Kelo's Victorian-era home with a water view has been lovingly restored, according to her lawyers. But she is about to lose it to the New London Development Corp., a private entity that has been delegated the power of condemnation by the city. The NLDC wants Kelo's home, along with 14 others, in order to put together a 90-acre parcel for new development, including office space, a waterfront hotel and conference center and other uses. The city claims it can do this because economic redevelopment will benefit the public by bringing more tax revenue and jobs to the city. The homeowners say that they have invested their lives and treasure in their homes and are not interested in moving and shouldn't be forced to.

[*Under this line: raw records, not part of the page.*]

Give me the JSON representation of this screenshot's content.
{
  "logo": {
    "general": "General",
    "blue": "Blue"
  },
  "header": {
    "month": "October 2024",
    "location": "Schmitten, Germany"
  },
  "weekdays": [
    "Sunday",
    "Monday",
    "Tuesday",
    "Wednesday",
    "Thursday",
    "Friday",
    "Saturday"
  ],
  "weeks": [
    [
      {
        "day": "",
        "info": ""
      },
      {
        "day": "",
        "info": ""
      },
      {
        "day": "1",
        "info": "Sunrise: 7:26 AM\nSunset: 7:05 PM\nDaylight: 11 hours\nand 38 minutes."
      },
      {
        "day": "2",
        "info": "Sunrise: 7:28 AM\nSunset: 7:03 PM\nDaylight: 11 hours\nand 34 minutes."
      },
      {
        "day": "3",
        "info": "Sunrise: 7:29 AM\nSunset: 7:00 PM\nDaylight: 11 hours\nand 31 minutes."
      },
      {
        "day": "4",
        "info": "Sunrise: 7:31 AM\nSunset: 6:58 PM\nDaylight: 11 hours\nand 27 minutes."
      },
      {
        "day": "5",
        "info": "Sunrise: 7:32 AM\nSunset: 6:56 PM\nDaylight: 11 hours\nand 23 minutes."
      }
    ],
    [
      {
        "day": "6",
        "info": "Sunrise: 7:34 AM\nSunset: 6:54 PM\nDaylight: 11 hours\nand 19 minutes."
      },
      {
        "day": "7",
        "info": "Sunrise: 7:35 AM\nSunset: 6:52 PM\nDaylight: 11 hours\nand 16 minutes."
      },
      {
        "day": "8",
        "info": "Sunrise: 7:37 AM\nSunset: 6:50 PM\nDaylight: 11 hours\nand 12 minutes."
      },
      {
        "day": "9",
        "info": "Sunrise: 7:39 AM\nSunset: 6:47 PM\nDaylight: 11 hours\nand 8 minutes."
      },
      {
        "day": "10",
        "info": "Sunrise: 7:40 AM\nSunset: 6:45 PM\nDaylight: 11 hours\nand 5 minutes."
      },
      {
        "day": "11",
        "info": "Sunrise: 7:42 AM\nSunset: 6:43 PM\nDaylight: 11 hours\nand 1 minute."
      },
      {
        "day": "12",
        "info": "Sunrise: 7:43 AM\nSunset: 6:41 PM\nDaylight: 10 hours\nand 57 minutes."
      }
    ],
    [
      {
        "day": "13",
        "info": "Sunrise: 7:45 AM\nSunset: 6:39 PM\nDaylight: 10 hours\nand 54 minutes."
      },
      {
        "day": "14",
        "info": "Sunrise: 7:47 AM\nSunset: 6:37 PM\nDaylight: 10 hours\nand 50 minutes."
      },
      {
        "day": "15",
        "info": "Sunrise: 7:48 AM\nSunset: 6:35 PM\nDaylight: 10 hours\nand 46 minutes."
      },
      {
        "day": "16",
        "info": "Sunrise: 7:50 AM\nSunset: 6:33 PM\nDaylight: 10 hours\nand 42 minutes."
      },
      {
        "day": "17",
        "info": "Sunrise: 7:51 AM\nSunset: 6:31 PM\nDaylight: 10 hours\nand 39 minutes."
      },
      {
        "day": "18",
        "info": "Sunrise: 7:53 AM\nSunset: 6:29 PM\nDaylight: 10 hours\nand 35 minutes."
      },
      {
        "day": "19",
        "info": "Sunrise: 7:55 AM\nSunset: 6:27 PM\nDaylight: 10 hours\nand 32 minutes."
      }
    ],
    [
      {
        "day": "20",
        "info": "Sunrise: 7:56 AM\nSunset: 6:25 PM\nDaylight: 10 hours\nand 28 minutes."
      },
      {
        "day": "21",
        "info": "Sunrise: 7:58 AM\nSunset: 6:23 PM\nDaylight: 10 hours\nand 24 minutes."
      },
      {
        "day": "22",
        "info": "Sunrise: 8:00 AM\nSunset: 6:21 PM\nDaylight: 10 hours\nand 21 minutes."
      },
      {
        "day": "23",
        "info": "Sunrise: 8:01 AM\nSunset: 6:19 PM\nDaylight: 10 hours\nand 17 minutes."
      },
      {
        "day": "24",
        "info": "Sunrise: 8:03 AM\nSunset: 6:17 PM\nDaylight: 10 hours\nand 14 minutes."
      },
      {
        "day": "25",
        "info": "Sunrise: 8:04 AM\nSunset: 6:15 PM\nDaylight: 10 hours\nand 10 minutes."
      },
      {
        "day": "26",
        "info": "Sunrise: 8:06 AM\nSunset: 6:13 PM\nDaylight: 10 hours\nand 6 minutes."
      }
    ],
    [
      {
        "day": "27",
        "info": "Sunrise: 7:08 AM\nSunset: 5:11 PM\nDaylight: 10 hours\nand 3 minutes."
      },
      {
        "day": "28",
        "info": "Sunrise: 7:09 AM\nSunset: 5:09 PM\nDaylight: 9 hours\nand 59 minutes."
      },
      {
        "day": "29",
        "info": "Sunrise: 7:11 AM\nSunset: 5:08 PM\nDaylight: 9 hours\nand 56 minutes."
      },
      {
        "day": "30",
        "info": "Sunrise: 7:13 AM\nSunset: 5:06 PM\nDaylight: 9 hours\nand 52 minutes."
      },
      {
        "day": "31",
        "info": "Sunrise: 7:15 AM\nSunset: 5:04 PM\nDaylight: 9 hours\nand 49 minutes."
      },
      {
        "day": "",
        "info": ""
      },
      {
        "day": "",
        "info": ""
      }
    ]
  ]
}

It has been more than 50 years since the high court considered and approved of the use of eminent domain involving private development. Eminent domain is the government's power to confiscate property in exchange for compensation. The Fifth Amendment allows the government to do this for a "public use," and eminent domain has traditionally been used to acquire land for roads, schools and other public buildings. But since the 1950s, its use has been expanded to include slum removal and other redevelopment aims.
Maybe it is constitutionally acceptable for governments to take over abandoned and unsafe buildings in a dying neighborhood for revitalization. But with more communities reaching density capacities and new land for building more and more scarce, the abusive use of condemnation is becoming a national scandal. According to a study by the Washington-based Institute for Justice - a leader in battling this scourge and the attorneys in the Kelo case - there were more than 10,000 filed or threatened condemnations in 41 states between 1998 and 2002, where the property to be taken was slated to go to another private entity.
Big developers are bypassing the marketplace, using the power of government to gain control over large parcels of undervalued land. This may enrich the local government tax base by clearing away low- and moderate-income residents to make room for the more affluent or deep-pocket commercial ventures, but it shatters the core understanding of what constitutes private property.
That's why 25 friend-of-the-court briefs are filed on behalf of Kelo and her neighbors, from liberal civil rights organizations to fiercely conservative groups and everything in between.
The brief by the Becket Fund for Religious Liberty worries about the prospect that tax-exempt religious institutions can be moved aside by local governments any time there is a tax-generating enterprise that wants to move in.
The NAACP notes in its brief how redevelopment has historically been targeted at minority communities, so much so that urban renewal "was often referred to as "Negro removal."'
And the brief filed by author and legendary urban sociologist Jane Jacobs bemoans the consequent destruction of community that comes with "economic redevelopment":
"(P)eople who get marked with the planners' hex signs are pushed about, expropriated, and uprooted much as if they were the subjects of a conquering power," she writes. "Whole communities are torn apart and sown to the winds with a reaping of cynicism, resentment and despair that must be seen to be believed."
Little in life is as devastating as losing a home you love or a business you have built because the government thinks another private owner will do better things with the land. The court has an opportunity to end this spreading pox. The left and right wings of the court should come together and do so.